IRIDeS NEWs

2016.11.16

About the research on “the power to live” by Professor Sugiura

Professor Motoaki Sugiura

Prof. Sugiura is a medical doctor and also is a specialist of brain science. Brain science is a study field where various specialists of different backgrounds, such as psychology, instrumentation engineering, and medicine, work together to explore themes such as relations between human behaviors and brain functions. Brain science often puts a question on humanities and then leads to an answer with scientific technologies, and thus is interdisciplinary by nature. In the area of brain science, however, there were few studies which focused on natural disasters.

 

Prof. Sugiura stepped into the area of disaster research when he joined a collaborative study held by Tohoku University Research Group on Disaster Prevention and Management which was the predecessor of IRIDeS. In 2011, the Great East Japan Earthquake occurred, whereby he deiced to address the fundamental question, from his brain science standpoint, to explore “the power to live” of human beings which lets people think and act proactively and coexist with others in extreme situations.

 

Prof. Sugiura conducted a questionnaire survey, with Professors Fuminiko Imamura and Toshiaki Muramoto and Assistant Professor Shosuke Sato, to 1,412 disaster victims in Miyagi Prefecture who were affected by Great East Japan Earthquake. Based on the survey analyses, the research team found that human characteristics, ways of thinking and habits which are useful to survive a disaster can be categorized into eight factors of “power to live,” such as “leadership,” “problem solving” and “altruism,” and that each factor of the power correlates to specific experiences to overcome crises and difficulties at various stages of the 2011 disaster, such as ones in tsunami evacuation, in shelters and on health conditions (see Figure). This finding was published in the international journal of PLOS ONE which is renowned especially in the area of medicine, stirring up discussions.

 

Figure: Eight Factors of “Power to Live”

Now Prof. Sugiura is developing the research further, to investigate what part of the brain is associated with each factor of the power to live. He began to find, for example, that individuals who have the factor “emotional regulation” may be ones who can control not to let unpleasant information enter his/her brain, though it is still a hypothesis.

 

According to Prof. Sugiura, it is concluded that amount of each “power to live” is associated with differences in individual brain activities. But he has not discovered yet why the amount of each “power to live” varies among individuals, that is, why there are people for whom a certain part of brain of whom works actively to increase a certain power to live, and why there are people who are not like them. 

 

“Is the power to live destined by his/her genes from birth, or is it possible to cultivate his/her strong power to live, by providing suitable environment and training?” It is an important question to be explored in science.

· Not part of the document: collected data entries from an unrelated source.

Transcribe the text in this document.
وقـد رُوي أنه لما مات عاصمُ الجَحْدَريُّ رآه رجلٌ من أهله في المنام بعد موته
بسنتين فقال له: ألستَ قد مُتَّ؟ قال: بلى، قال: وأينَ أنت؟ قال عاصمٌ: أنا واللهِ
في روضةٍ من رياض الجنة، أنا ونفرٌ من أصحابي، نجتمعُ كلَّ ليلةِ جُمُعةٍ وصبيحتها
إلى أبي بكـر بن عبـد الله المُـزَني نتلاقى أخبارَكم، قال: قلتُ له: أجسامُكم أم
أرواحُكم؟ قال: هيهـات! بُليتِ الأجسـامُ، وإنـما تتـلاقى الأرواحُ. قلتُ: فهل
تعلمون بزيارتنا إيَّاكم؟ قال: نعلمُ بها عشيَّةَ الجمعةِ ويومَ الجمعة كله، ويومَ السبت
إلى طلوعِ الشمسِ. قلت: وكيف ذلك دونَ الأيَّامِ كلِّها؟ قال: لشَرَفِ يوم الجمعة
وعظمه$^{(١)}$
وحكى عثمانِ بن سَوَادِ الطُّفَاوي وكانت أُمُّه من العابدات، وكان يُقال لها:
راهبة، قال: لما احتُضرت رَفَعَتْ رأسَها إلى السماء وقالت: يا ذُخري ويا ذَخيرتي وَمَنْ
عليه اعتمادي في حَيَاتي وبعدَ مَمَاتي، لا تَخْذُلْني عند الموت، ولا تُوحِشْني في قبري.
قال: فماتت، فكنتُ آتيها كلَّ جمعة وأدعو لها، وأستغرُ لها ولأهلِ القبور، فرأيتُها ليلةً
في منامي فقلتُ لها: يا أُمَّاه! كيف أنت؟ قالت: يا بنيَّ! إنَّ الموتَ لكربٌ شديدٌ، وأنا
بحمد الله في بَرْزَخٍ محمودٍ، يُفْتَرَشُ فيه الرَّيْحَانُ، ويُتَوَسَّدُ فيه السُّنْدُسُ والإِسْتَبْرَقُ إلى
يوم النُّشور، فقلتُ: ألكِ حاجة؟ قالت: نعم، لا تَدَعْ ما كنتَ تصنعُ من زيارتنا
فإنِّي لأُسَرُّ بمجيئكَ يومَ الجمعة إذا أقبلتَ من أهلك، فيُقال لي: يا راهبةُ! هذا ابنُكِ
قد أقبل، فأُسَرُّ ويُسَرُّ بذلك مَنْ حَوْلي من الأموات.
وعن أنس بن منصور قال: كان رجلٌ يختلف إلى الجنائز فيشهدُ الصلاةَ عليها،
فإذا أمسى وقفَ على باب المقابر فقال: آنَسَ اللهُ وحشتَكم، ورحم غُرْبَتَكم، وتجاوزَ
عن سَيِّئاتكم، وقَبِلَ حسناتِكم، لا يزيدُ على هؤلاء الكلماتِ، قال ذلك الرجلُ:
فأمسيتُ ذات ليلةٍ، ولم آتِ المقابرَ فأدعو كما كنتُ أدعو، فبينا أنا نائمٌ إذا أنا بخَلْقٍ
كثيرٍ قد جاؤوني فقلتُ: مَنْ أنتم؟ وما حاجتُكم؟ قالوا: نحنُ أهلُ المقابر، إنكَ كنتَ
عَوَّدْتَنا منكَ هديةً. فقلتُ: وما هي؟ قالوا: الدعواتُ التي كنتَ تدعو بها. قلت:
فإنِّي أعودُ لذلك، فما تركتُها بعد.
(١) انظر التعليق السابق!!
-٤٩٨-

Prof. Sugiura says that figuring out the relations between the brain and “the power to live” further may contribute to development of human beings who have more power to live and who are indomitable in face of a disaster.

Future

Prof. Sugiura used to be a literary youth as a high-school student and was deeply interested in human truth. As a researcher, he does not want to stop at just finding how human beings are, but he would like to go one step further, proposing how human beings should be, as well as ideal education and resource cultivation for human beings.

 

“What is a human being?” is the fundamental question which humanities have pursued. Languages and tools to explore that question have developed lately. From the 1980s, with developments of technologies such as PET and MRI, it became possible for brain science to conduct experiments and measurements and its method and data have advanced quickly.

 

Prof. Sugiura’s merging brain and disaster sciences, and his method collecting data from questionnaire survey for exploration of power to live, are too novel to be understood easily in the traditional academic world, and thus can be a challenge. It is the lifework of Prof. Sugiura, however, to illuminate the whole picture of power to survive a disaster, using brain science.